Niestety nie zapowiada się, żeby to był koniec podwyżek, bo Ministerstwo Zdrowia planuje dołożyć nam do tego swoje. Otóż jak informuje „Dziennik Gazeta Prawna” koszt utrzymania oddziałów ratunkowych miałby zostać niejako przerzucony na kierowców. W tej chwili za utrzymanie SOR-ów płaci NFZ, ale są plany, by to się zmieniło. Przypomina to sytuację sprzed lat, kiedy to między 1.10.2007 a końcem 2008 roku obowiązywał tzw. podatek Religi, wynoszący 12% stawki ubezpieczenia OC. Podatek ten miał pokrywać koszty świadczeń związanych z leczeniem osób poszkodowanych w wypadkach. Według specjalistów nie sprawdził się i został zniesiony. W tej chwili planowane jest drugie podejście. Zatem nic nie wskazuje na to, żeby OC na wszelkie pojazdy mechaniczne, w tym motocykle, nie tylko miało stanieć, ale nawet pozostać na swoim dzisiejszym poziomie.

Michał Brzozowski

Motocyklami jeżdżę od 2000 roku. Choć przez lata pojawiały się kolejne pasje i zainteresowania, to jednak jednoślady z silnikiem zawsze opierały się nowościom i w moim sercu do tej pory mają pierwszeństwo. Obecnie reprezentuję barwy Szybkiej Turystyki (CBR1100XX) na zmianę z Supermoto i Enduro (DRZ450E SM).

Inne publikacje na ten temat:

14 opinii

  1. OC idzie w górę z uwagi na głupie pomysły Ministerstwa Zdrowia i ponieważ gro kierowców tego ubezpieczenia nie płaci, dlatego stawki dla płacących rosną. Wpływ mają na to też coraz częstsze przypadki wymuszania odszkodowania na fikcyjne stłuczki, ale o tym analityk już nie wie, pytać należy agenta.

  2. Ani mnie to parzy ani ziębi,w motorowerze będzie 12zł więcej na ro to cały zyl na miesiąc,jest o co kopie kruszyć,w motocyklu niech wyjdzie nawet 120, to daje dyche na miesiąc więc to mala cena za święty spokój,co innego w przypadku ciężarowych gdzie oc od 1 074 zł nawet do 14 tys w takim przypadku już walczyc można a nawet trzeba:)

  3. Głupie jak głupie.
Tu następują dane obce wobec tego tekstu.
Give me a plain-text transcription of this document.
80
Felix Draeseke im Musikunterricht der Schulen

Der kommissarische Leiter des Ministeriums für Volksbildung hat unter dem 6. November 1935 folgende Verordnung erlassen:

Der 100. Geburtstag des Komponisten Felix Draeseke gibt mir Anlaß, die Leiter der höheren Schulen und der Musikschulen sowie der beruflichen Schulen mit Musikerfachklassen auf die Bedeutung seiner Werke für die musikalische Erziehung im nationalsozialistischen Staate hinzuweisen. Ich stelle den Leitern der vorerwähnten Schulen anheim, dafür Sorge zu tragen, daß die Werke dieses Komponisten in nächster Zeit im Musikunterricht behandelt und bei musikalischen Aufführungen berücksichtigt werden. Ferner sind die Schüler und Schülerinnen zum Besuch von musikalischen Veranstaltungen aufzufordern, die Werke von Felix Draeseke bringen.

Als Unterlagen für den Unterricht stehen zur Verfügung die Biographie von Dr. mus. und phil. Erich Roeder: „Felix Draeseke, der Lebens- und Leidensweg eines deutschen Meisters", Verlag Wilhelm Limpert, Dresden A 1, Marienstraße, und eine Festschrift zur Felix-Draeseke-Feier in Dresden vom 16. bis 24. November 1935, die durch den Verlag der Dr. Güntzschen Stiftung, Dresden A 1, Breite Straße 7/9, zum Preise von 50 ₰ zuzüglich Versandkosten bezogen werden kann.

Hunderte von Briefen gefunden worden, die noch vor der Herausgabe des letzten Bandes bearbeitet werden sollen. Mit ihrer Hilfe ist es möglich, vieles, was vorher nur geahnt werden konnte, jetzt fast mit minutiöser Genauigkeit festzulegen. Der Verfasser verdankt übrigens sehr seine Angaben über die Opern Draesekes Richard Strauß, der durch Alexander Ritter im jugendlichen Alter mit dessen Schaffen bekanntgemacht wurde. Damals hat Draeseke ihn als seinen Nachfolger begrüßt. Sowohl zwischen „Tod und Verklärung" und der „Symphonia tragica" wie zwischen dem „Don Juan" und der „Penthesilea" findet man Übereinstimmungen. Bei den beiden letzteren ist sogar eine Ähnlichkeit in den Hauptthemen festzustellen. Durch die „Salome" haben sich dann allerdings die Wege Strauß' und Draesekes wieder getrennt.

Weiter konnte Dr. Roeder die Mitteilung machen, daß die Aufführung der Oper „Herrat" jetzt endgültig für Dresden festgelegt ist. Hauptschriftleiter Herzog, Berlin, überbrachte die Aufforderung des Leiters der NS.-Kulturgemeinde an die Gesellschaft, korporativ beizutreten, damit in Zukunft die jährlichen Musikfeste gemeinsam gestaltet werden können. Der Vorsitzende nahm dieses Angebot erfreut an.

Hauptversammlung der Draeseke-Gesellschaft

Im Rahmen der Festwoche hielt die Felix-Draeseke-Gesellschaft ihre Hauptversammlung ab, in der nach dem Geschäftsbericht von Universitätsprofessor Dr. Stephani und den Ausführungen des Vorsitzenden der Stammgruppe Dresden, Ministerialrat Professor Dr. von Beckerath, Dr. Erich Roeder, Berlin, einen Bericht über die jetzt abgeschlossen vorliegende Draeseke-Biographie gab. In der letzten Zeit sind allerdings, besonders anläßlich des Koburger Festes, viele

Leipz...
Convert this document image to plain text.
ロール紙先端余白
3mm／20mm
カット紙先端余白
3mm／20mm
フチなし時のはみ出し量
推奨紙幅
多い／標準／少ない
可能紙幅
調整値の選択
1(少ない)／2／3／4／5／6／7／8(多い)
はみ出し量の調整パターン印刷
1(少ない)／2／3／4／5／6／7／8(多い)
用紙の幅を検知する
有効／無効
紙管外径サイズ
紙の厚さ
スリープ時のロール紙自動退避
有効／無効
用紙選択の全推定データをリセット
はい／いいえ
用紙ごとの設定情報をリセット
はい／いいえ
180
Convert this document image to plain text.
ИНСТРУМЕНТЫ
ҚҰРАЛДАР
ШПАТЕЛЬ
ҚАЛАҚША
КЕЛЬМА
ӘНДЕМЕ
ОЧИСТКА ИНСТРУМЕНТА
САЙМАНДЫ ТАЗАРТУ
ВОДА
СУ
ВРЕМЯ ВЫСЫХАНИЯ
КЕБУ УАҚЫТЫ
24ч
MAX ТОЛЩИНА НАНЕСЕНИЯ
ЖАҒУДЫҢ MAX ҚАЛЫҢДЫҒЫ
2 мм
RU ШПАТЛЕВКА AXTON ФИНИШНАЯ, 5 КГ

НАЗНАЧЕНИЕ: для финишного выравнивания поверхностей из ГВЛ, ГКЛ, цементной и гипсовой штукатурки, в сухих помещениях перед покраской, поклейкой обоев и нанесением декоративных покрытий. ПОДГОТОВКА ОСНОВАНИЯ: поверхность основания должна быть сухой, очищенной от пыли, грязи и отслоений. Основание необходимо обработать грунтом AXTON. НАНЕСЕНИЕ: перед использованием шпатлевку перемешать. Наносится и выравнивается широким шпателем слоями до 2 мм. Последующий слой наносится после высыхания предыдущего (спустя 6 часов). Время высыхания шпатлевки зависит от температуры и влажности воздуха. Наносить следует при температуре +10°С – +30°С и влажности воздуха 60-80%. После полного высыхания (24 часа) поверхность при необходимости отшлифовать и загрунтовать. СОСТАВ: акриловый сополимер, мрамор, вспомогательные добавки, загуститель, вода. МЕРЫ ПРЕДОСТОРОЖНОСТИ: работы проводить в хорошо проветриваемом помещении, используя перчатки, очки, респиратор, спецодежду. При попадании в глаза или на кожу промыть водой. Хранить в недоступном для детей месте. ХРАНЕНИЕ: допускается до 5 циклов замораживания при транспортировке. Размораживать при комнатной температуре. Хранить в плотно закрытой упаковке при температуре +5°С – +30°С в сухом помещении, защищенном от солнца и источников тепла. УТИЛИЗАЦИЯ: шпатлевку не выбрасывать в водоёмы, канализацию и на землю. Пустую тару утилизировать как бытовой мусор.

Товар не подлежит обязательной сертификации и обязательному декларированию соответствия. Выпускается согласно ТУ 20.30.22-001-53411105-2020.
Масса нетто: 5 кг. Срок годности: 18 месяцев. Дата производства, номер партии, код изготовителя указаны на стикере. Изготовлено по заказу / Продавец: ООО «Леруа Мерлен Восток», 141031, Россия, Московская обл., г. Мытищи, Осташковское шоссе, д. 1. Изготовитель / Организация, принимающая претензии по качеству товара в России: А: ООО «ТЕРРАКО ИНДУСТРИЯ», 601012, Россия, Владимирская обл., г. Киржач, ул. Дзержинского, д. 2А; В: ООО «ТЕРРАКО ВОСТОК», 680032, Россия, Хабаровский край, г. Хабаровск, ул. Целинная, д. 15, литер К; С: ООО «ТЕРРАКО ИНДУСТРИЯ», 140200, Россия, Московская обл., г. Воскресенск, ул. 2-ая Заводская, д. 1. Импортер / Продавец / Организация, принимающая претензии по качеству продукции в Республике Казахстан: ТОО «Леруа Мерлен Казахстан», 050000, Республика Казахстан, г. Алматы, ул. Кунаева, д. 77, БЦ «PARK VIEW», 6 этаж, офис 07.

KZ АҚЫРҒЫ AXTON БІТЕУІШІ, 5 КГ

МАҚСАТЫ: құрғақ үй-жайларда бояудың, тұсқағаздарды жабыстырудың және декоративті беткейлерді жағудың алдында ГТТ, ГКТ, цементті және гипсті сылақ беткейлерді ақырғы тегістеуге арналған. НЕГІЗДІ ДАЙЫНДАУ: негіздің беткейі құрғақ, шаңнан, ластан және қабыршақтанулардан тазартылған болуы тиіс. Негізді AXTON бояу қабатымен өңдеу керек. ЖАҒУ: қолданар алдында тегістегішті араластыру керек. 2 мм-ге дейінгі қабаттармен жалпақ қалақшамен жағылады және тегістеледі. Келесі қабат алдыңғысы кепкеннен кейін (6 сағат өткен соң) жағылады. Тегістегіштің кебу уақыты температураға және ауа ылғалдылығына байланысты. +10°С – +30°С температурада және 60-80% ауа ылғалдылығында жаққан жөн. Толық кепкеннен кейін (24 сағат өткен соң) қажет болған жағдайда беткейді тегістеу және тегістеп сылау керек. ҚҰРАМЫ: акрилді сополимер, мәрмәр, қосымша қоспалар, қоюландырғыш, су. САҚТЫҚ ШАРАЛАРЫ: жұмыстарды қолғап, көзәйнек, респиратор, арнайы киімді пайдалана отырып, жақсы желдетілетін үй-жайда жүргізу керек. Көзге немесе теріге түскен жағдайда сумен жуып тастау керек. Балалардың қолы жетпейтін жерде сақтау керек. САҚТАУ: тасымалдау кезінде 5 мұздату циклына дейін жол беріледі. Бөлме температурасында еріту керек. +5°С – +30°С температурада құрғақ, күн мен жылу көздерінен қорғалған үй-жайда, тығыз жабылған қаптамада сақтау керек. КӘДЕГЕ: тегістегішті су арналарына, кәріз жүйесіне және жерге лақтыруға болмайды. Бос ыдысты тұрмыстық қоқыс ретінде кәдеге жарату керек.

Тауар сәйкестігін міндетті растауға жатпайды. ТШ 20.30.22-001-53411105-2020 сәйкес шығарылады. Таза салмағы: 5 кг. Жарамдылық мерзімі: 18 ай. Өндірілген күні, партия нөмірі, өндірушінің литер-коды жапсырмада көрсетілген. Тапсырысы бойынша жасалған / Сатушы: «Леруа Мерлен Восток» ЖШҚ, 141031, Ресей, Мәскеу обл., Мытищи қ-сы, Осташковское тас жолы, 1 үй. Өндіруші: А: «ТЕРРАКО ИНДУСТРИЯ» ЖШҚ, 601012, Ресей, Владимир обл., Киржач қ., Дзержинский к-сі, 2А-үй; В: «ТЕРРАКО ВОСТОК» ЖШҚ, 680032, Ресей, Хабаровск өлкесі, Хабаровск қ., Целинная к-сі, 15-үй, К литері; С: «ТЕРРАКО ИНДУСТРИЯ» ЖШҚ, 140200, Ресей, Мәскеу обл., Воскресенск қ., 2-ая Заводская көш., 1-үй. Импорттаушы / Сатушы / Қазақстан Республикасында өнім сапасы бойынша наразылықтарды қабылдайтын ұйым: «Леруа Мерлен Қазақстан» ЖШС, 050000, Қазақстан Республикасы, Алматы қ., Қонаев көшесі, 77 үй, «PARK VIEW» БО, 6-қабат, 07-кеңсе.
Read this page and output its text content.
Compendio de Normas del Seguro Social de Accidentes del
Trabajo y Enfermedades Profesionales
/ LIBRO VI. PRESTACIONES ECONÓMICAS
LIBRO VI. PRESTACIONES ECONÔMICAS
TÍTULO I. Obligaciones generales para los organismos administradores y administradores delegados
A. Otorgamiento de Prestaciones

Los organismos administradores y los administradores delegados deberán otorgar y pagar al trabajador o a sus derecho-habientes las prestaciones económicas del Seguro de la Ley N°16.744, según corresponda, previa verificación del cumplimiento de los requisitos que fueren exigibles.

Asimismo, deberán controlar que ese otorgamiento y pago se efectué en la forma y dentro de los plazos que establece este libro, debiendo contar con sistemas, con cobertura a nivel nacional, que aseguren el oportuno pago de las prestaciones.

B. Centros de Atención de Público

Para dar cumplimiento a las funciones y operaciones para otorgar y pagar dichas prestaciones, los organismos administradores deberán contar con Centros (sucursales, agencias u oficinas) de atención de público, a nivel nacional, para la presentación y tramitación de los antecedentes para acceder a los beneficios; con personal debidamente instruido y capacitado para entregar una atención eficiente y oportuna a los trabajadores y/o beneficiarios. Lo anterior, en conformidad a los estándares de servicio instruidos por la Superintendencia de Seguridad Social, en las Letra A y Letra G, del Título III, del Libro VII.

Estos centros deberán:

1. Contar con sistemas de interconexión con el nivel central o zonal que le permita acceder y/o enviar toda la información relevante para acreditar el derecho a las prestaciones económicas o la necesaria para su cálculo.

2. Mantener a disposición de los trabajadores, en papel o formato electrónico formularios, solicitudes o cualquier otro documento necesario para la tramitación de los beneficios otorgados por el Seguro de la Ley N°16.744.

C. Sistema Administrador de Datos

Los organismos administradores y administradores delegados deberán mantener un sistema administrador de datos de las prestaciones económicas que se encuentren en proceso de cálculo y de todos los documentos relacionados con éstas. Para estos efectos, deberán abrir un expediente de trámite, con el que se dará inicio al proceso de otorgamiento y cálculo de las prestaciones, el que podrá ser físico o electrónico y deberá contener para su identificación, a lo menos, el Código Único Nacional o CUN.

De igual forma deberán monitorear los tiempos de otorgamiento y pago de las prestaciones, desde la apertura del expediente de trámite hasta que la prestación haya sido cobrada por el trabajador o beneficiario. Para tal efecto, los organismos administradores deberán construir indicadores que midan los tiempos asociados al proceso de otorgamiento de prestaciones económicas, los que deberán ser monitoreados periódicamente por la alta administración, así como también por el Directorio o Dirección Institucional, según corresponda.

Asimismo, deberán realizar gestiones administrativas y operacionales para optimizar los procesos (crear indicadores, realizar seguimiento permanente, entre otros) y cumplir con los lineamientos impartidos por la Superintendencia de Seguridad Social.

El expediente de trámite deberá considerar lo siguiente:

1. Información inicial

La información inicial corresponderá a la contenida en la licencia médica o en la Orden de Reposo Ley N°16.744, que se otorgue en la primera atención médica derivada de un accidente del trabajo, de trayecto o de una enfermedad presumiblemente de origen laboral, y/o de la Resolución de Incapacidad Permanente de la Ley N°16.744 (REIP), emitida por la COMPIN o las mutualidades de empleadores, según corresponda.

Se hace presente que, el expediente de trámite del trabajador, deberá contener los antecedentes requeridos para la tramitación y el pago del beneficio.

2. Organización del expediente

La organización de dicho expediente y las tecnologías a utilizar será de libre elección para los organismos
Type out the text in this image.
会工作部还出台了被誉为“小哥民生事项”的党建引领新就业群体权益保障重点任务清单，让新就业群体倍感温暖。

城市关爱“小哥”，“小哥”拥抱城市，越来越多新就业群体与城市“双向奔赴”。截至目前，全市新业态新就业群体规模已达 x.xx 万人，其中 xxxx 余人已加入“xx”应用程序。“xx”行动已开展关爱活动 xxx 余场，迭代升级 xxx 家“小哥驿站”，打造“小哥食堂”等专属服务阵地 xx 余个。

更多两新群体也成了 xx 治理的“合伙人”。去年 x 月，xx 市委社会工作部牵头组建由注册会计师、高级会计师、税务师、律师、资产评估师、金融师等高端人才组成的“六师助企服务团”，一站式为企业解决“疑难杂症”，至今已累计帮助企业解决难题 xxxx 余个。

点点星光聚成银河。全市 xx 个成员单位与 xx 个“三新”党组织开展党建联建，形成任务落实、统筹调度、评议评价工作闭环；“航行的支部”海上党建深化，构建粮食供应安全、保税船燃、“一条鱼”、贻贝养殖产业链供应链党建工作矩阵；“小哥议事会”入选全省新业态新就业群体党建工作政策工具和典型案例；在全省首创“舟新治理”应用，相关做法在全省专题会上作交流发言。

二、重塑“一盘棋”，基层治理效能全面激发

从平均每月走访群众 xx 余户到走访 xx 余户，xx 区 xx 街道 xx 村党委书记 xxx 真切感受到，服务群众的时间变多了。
Nie do końca rozumiem, dlaczego ludzie płacący składki zdrowotne mają płacić za leczenie ofiar wypadków samochodowych, skoro sprawcy są ubezpieczeni (a jak nie to jest fundusz gwarancyjny). Spowodowałeś wypadek – płacisz za leczenie ze swojego OC. Składka rośnie? Trudno, a może ponoszenie właśnie tych kosztów ograniczy szaleństwa na drogach? Ja bym był za przypisaniem OC do człowieka, a nie do pojazdu. Przecież poważne w skutkach wypadki mogą powodować rowerzyści, piesi, a nawet psy (pieszych) – a cała ta grupa ubezpieczenia OC (typu komunikacyjnego) nie ma, chociaż w ruchu uczestniczy.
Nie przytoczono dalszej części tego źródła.